Pas moins de 4000 résidences n’ont pas encore subi de test de pyrrhotite car il coûte trop cher.

Pyrrhotite: la Coalition veut sensibiliser les candidats

TROIS-RIVIÈRES — En Mauricie, le sujet de la pyrrhotite demeure un incontournable, en cette campagne électorale provinciale et la Coalition d’aide aux victimes de la pyrrhotite (CAVP) multiplie les démarches afin de sensibiliser les candidats des divers partis.

La CAVP évalue toujours à 4000 le nombre de maisons qui n’ont pas encore subi de test de pyrrhotite. Un sondage réalisé par l’organisme, l’an dernier, a permis de déterminer que le coût trop élevé de ce test représentait un obstacle pour les propriétaires.

La Coalition demande depuis longtemps au gouvernement qu’un programme soit créé pour aider les victimes à faire faire ces tests. «Chaque fois qu’on s’informe, on nous dit que le dossier progresse. On s’attend à une annonce avant les élections», indique le porte-parole de la CAVP, Yvon Héroux.

L’organisme veut aussi sensibiliser les candidats au fait qu’il faut relancer le programme de recherche universitaire qui avait pour mandat de déterminer à partir de quel taux réel de pyrrhotite le béton sera affecté dans son intégrité. Dans son jugement phare prononcé le 12 juin 2014, le juge Michel Richard avait établi à 0,23 % en volume de pyrrhotite le taux au-delà duquel des dommages au béton vont apparaître. Cette décision n’était toutefois pas basée sur des études scientifiques, mais sur des témoignages et des faits constatés. Rappelons qu’en Europe, où la pyrrhotite a aussi fait des dommages, ce taux a été fixé à 0,1 % en volume.

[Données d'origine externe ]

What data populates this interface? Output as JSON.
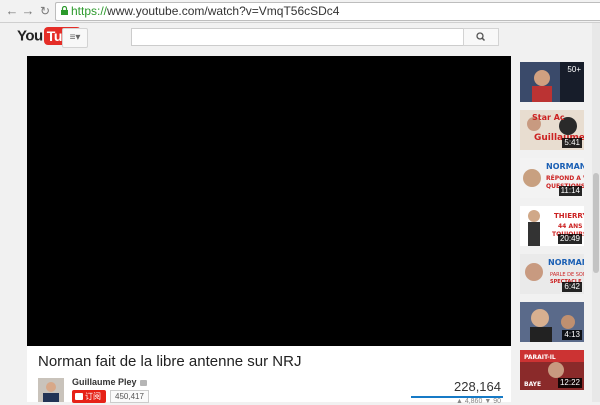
{
  "browser": {
    "url_scheme": "https://",
    "url_rest": "www.youtube.com/watch?v=VmqT56cSDc4"
  },
  "header": {
    "logo_you": "You",
    "logo_tube": "Tube"
  },
  "video": {
    "title": "Norman fait de la libre antenne sur NRJ",
    "channel": "Guillaume Pley",
    "subscribe_label": "订阅",
    "subscriber_count": "450,417",
    "view_count": "228,164",
    "likes": "4,860",
    "dislikes": "90"
  },
  "related": [
    {
      "duration": "",
      "thumb_color": "#3a4a6a",
      "badge": "50+"
    },
    {
      "duration": "5:41",
      "thumb_color": "#d0c0b0",
      "badge": ""
    },
    {
      "duration": "11:14",
      "thumb_color": "#e8e8e8",
      "badge": ""
    },
    {
      "duration": "20:49",
      "thumb_color": "#ffffff",
      "badge": ""
    },
    {
      "duration": "6:42",
      "thumb_color": "#e5e5e5",
      "badge": ""
    },
    {
      "duration": "4:13",
      "thumb_color": "#5a6a8a",
      "badge": ""
    },
    {
      "duration": "12:22",
      "thumb_color": "#8a2a2a",
      "badge": ""
    }
  ],
  "colors": {
    "accent": "#e52d27",
    "subscribe": "#e62117",
    "https": "#2c9a2c",
    "view_bar": "#167ac6"
  }
}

En Mauricie, il existe aujourd’hui de nombreuses maisons qui sont cataloguées en zone grise. Elles contiennent en effet de la pyrrhotite, mais à des taux inférieurs à 0,23 %. Or, ces maisons sont devenues invendables, mais les propriétaires n’ont pas accès au programme de la SHQ et n’ont pas accès non plus à la réduction de la valeur de leur maison qui réduirait leur compte de taxes municipales. «Encore une fois, la ministre Lise Thériault nous a assurés de son appui en ce sens et nous espérons des annonces à court terme», indique M. Héroux.

Autre point chaud de ce dossier, c’est que les victimes veulent savoir ce que le prochain gouvernement fera si SNC-Lavalin perdait en appel (ce jugement sera rendu cet automne) et décidait de porter sa cause en Cour suprême. Cette perspective, rappelle M. Héroux, signifierait que les victimes n’auraient pas accès pendant de nombreuses années encore aux montants auxquels elles ont droit, depuis le jugement de 2014 pour payer les dommages à leur maison et reprendre le cours normal de leur vie. «Prolonger le supplice n’est pas envisageable», fait valoir M. Héroux.

Ce dernier a indiqué que chacun des partis a confirmé son intention de rencontrer les représentants de la CAVP. Mercredi, une rencontre a eu lieu avec le Parti libéral.

«On veut informer les candidats qui connaissent peu ce dossier. On veut expliquer nos attentes. On veut savoir quelle est la position de chaque parti pour résoudre cette crise», résume M. Héroux.

Ce dernier rappelle que depuis 9 ans, «la CAVP a toujours bien collaboré avec les gouvernements précédents et souhaite maintenir de bonnes relations dans le but d’assurer un support optimum pour les victimes».

Les candidats libéraux de la Mauricie, Marc H. Plante, Jean-Denis Girard, Pierre Michel Auger et Pierre Giguère, ont eux aussi rencontré la CAVP, mercredi. Ils ont publié un communiqué conjoint dans lequel ils indiquent qu’ils réaffirment leur soutien à la CAVP et rappellent que depuis 2011, pas moins de 52 millions $ ont été consentis par le gouvernement du Québec aux victimes de la pyrrhotite afin de les soutenir en attendant la fin des procédures légales.